Contexte de tension entre Trump et la presse
La présence de Trump au souper annuel de samedi à Washington, pour la première fois en tant que président, met pleinement en évidence les relations souvent conflictuelles de son administration avec la presse.
Donald Trump est arrivé à un événement où les dirigeants d’une nation en guerre côtoyaient des célébrités, des journalistes et même une marionnette — Triumph the Insult Comic Dog — lors d’un souper qui suscite généralement un débat sur la question de savoir si les relations entre les journalistes et leurs sources devraient inclure des moments de socialisation et mettre de côté des relations parfois conflictuelles.
Il était surveillé de près lors de cet événement organisé par l’association des journalistes qui couvrent son actualité et celle de son administration.
Les anciens présidents qui y ont assisté ont généralement évoqué l’importance de la liberté d’expression et du premier amendement, en ajoutant quelques plaisanteries légères à l’égard de certains journalistes.
Le président républicain n’y avait pas assisté pendant son premier mandat ni pendant la première année de son deuxième.
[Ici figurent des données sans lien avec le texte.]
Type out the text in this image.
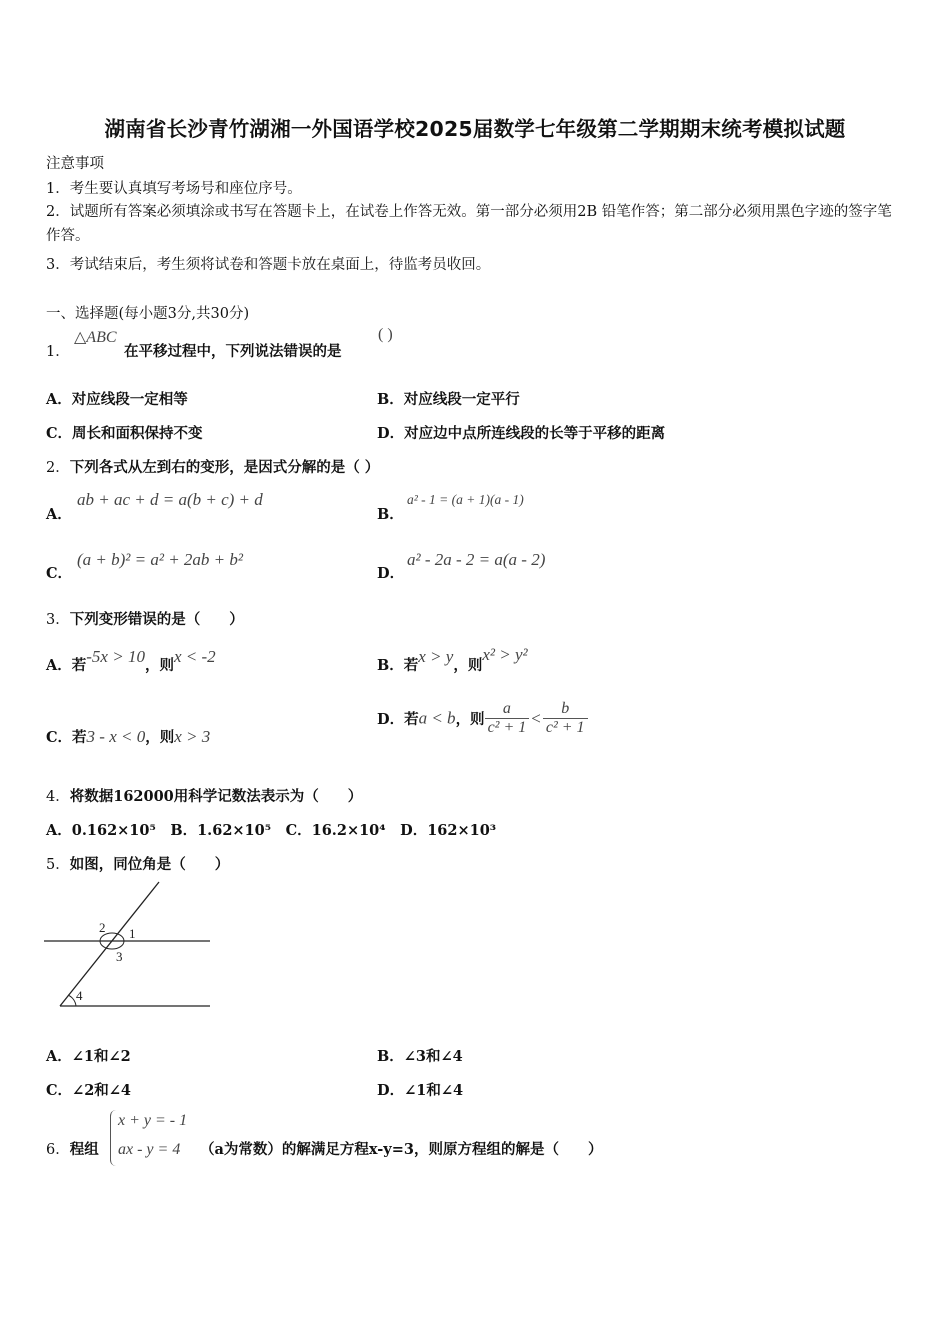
湖南省长沙青竹湖湘一外国语学校2025届数学七年级第二学期期末统考模拟试题
注意事项
1．考生要认真填写考场号和座位序号。
2．试题所有答案必须填涂或书写在答题卡上，在试卷上作答无效。第一部分必须用2B 铅笔作答；第二部分必须用黑色字迹的签字笔作答。
3．考试结束后，考生须将试卷和答题卡放在桌面上，待监考员收回。
一、选择题(每小题3分,共30分)
1．
△ABC
在平移过程中，下列说法错误的是
( )
A．对应线段一定相等	B．对应线段一定平行
C．周长和面积保持不变	D．对应边中点所连线段的长等于平移的距离
2．下列各式从左到右的变形，是因式分解的是（ ）
A．
ab + ac + d = a(b + c) + d
B．
a² - 1 = (a + 1)(a - 1)
C．
(a + b)² = a² + 2ab + b²
D．
a² - 2a - 2 = a(a - 2)
3．下列变形错误的是（　　）
A．若-5x > 10，则x < -2	B．若x > y，则x² > y²
C．若3 - x < 0，则x > 3
D．若a < b，则 $\frac{a}{\text{c² + 1}} < \frac{b}{\text{c² + 1}}$
4．将数据162000用科学记数法表示为（　　）
A．0.162×10⁵　B．1.62×10⁵　C．16.2×10⁴　D．162×10³
5．如图，同位角是（　　）
2 1
3
4
A．∠1和∠2	B．∠3和∠4
C．∠2和∠4	D．∠1和∠4
6．程组
x + y = - 1
ax - y = 4 （a为常数）的解满足方程x-y=3，则原方程组的解是（　　）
Il était venu en tant qu’invité en 2011, assis dans l’assistance tandis que le président Barack Obama, un démocrate, faisait quelques blagues sur le promoteur immobilier new-yorkais.
Trump y a également assisté en tant que simple citoyen en 2015.
Les dîners précédents avaient également mis en vedette des humoristes qui se moquaient des présidents. Cette année, le groupe a choisi d’engager le mentaliste Oz Pearlman comme artiste vedette.
Entre les réprimandes adressées à des journalistes individuels, les batailles judiciaires contre des organisations comme le New York Times, le Wall Street Journal et l’Associated Press, et la restriction de l’accès de la presse au Pentagone, l’animosité de l’administration envers les journalistes a été une constante du deuxième mandat de Trump.
À la veille du dîner, près de 500 journalistes à la retraite ont signé une pétition appelant l’association «à manifester avec force son opposition aux efforts du président Trump visant à bafouer la liberté de la presse».
La présidente de la WHCA, la journaliste de CBS News Weijia Jiang, a soutenu que l’organisation se battait pour toutes les formes de presse qui ont un lien avec le peuple américain.
«Je ne pense pas que les gens réalisent à quel point nous travaillons en étroite collaboration avec la Maison-Blanche», a-t-elle dit sur CSPAN avant le début du dîner. «Cette relation est importante. Elle peut être compliquée. Elle peut être intense. Mais elle est solide.»
En accueillant les invités, Mme Jiang a fait allusion à cette relation controversée en remerciant M. Leavitt «pour tout ce que votre équipe fait pour travailler avec nous chaque jour, que cela vous plaise ou non».
Le journaliste de CNN Manu Raju, en entrant au Washington Hilton pour le souper, a soutenu qu’il ne lui appartenait pas d’exprimer son opinion sur les relations de Trump avec la presse. «Je ne suis pas un militant», a-t-il dit. «Mon travail n’est pas de manifester.»
Quelques dizaines de manifestants se tenaient en face de l’hôtel à l’approche de l’événement. L’un d’eux était vêtu d’un uniforme de prisonnier, portant un masque de Pete Hegseth et des gants rouges. Un autre brandissait une pancarte sur laquelle on pouvait lire «Le journalisme est mort».
Correction
Note de la rédaction: le titre d'une mise à jour de cet article indiquait que Trump avait été évacué de la Maison-Blanche; or, les évènement sont plutôt survenu à l'hôtel Hilton de Washington.